(for more about shopping in Djibouti, read 11 Ways Shopping in Djibouti is Totally Different at Babble)

Toddler-sized Peeps. Um…gross. Just gross. Has anyone ever actually bought one? Wait. Don’t answer that. Okay, so it is a stuffed peep, not an edible one. But I wouldn’t be surprised…I did see a 10-pound gummy bear. Edible.

peeps

Cereal aisles. Way, way too many choices. Give me generic Corn Flakes vs. generic chocolate rice krispies and I can make a choice faster than greased lightening.

No drive-through produce stalls. You mean I can’t just pull up alongside the Cub Foods and shout my order to the nearest man? He won’t bring me my fruits and veggies? Darn it.

All that pressure. Sales! Coupons! You need more, more, more! Except that I don’t, don’t, don’t but get sucked in anyway.

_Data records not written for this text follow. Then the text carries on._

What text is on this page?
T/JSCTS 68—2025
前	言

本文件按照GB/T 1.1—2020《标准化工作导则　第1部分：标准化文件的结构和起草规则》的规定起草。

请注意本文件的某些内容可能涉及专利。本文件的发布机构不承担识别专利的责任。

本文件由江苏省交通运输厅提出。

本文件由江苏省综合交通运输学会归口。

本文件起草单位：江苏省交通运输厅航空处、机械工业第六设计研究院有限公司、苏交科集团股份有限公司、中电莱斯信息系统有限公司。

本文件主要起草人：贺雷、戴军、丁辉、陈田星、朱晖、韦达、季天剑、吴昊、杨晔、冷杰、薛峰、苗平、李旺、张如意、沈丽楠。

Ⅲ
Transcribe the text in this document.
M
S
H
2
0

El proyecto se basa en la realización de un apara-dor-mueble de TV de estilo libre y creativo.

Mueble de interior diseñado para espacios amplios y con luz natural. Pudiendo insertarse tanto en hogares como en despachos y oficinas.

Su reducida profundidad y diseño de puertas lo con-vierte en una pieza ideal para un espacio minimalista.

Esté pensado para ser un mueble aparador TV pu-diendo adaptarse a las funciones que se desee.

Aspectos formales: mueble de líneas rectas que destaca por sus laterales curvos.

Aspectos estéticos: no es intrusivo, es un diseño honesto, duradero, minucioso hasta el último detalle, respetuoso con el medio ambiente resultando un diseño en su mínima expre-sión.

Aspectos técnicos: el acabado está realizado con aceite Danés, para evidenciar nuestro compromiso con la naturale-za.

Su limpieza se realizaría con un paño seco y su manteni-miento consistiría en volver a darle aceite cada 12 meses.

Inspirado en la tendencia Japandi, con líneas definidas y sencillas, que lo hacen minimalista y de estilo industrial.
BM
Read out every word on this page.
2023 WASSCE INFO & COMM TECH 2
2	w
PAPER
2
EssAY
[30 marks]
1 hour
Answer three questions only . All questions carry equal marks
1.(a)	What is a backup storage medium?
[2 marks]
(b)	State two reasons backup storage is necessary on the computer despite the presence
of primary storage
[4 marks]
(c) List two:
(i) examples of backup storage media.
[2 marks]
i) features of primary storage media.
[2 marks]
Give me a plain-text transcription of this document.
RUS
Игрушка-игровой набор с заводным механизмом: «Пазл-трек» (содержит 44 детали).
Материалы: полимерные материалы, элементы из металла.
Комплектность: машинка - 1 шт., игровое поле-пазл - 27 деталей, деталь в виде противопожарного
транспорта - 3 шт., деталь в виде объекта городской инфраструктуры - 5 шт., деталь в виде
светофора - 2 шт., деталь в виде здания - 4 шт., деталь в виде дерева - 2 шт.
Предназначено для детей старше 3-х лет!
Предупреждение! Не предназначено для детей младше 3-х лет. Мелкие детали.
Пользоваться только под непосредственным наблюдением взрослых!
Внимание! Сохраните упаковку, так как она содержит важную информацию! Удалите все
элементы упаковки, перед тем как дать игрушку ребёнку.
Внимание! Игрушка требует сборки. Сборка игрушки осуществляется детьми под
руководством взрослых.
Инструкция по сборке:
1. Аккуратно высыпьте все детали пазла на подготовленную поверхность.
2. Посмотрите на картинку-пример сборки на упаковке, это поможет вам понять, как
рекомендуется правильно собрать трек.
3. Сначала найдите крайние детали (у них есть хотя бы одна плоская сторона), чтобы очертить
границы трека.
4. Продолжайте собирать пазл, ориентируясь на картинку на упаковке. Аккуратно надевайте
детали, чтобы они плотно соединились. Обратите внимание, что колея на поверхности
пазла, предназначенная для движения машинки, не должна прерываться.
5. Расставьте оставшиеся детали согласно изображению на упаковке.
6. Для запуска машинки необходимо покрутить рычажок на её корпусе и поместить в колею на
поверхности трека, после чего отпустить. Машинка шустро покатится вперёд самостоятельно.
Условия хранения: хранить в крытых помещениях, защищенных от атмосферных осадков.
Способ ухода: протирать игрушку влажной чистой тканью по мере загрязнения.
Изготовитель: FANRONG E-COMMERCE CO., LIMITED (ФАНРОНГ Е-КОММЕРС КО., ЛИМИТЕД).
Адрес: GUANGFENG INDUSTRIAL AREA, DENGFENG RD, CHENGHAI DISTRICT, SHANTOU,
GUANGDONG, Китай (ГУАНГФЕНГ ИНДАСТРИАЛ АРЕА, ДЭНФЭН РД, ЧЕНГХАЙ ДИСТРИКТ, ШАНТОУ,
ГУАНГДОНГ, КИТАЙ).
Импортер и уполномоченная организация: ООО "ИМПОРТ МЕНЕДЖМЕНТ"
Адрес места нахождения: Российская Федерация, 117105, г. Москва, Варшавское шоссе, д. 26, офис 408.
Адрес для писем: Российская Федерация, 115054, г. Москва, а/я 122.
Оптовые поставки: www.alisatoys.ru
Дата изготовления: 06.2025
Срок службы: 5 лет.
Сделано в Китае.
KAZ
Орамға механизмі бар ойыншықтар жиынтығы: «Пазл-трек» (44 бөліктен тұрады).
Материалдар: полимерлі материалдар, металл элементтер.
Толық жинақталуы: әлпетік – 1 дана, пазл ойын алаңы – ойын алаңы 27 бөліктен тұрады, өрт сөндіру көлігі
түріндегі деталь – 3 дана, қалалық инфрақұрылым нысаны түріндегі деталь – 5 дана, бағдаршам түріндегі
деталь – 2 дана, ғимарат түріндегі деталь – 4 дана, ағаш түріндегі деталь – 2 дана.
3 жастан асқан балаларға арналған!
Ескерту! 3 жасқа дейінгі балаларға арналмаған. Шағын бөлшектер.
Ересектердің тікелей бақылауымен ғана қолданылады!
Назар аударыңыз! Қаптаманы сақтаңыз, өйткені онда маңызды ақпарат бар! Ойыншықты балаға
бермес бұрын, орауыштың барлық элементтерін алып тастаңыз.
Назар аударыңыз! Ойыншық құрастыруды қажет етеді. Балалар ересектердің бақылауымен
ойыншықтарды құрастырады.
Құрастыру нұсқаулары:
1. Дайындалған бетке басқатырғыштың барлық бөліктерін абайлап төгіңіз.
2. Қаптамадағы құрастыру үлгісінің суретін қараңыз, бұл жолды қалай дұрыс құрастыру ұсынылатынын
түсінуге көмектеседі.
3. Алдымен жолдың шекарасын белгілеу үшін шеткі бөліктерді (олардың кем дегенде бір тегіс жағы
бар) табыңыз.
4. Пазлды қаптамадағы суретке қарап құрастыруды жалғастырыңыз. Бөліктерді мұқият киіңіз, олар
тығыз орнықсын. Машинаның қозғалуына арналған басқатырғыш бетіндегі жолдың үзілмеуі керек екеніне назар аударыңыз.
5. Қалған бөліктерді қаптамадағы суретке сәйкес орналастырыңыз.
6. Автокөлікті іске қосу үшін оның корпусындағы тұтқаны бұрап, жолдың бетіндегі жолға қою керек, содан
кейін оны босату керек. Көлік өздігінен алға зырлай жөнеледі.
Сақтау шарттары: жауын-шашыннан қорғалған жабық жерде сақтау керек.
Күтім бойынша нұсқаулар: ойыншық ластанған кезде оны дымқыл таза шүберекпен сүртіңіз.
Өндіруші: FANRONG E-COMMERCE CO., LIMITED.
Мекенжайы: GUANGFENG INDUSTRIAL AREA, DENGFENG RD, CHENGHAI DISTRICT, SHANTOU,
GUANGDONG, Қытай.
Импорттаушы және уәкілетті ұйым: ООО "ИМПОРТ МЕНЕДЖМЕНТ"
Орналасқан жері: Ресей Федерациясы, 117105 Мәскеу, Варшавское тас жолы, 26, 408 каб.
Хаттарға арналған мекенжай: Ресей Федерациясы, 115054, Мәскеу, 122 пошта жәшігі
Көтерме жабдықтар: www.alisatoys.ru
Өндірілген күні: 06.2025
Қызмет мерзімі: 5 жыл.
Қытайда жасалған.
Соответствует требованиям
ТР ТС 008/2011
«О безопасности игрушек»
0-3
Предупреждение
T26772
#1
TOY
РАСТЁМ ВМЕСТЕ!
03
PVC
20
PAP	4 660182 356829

Bread comes from the store. In a plastic bag. The United States might have ice cream truck delivery, but we have fresh baguette delivery. Three times a day, to the sound of a honking bicycle horn, men hawk fresh baguettes up and down our block.

All that pressure. Be this skinny! Look this good! Massive photos outside clothing shops of hopelessly skinny, young, beautiful people.

Too many cards. Credit cards, Panera cards, Starbucks cards, Express cards. If I took every deal card offered I would have to carry a suitcase to the mall.

Can’t open the box. What if I only want one Oreo? I really can’t open the box and just take one? I have to buy the whole box? But I don’t want it all and if I buy it, will probably eat it all.

White noise. There is some kind of bizarre hum in grocery stores and malls, the dental office music, the muffled conversations. It has a manufactured kind of feel and after a few hours enveloped by it, real world sounds like birds and wind and normal voices seem fake.

Silence. Shopping in the US is not silent (see above) but the check-out counter is. The Target cashier doesn’t care that you just picked your kids up from boarding school. Doesn’t shake their hands and welcome them home. Doesn’t ask where you’ve been if you don’t stop in for a few days. You don’t ask about her studies or her new hairstyle. The conversations at a Djiboutian check-out counter might slow down the process but they increase my enjoyment of it.

Full disclosure? I do shop in the US and I actually do enjoy it most of the time. Like every two years sometimes. And I do enjoy the things people shop for and ship to us, like peanut butter and running shoes. So I’m not knocking the entire experience. I also shop in a western-style grocery store in Djibouti but not all the time. I’m just sayin’ American shopping culture can be a bit overwhelming and over-stimulating for this market-shopping expatriate.

(And these are all excellent reasons for Americans to please help us traveling moms when we return to the US and need to go to the store. I have been that woman crying in the grocery store. Sent on a ‘quick’ errand to pick up chips. I thought it would be easy. Heeelllloooo American chip aisle! No easy choices there at all, amiright? I am eternally grateful to the woman who saw me, recognized me, and asked if she could help. She put three or four bags of chips in my arms and sent me on my way.)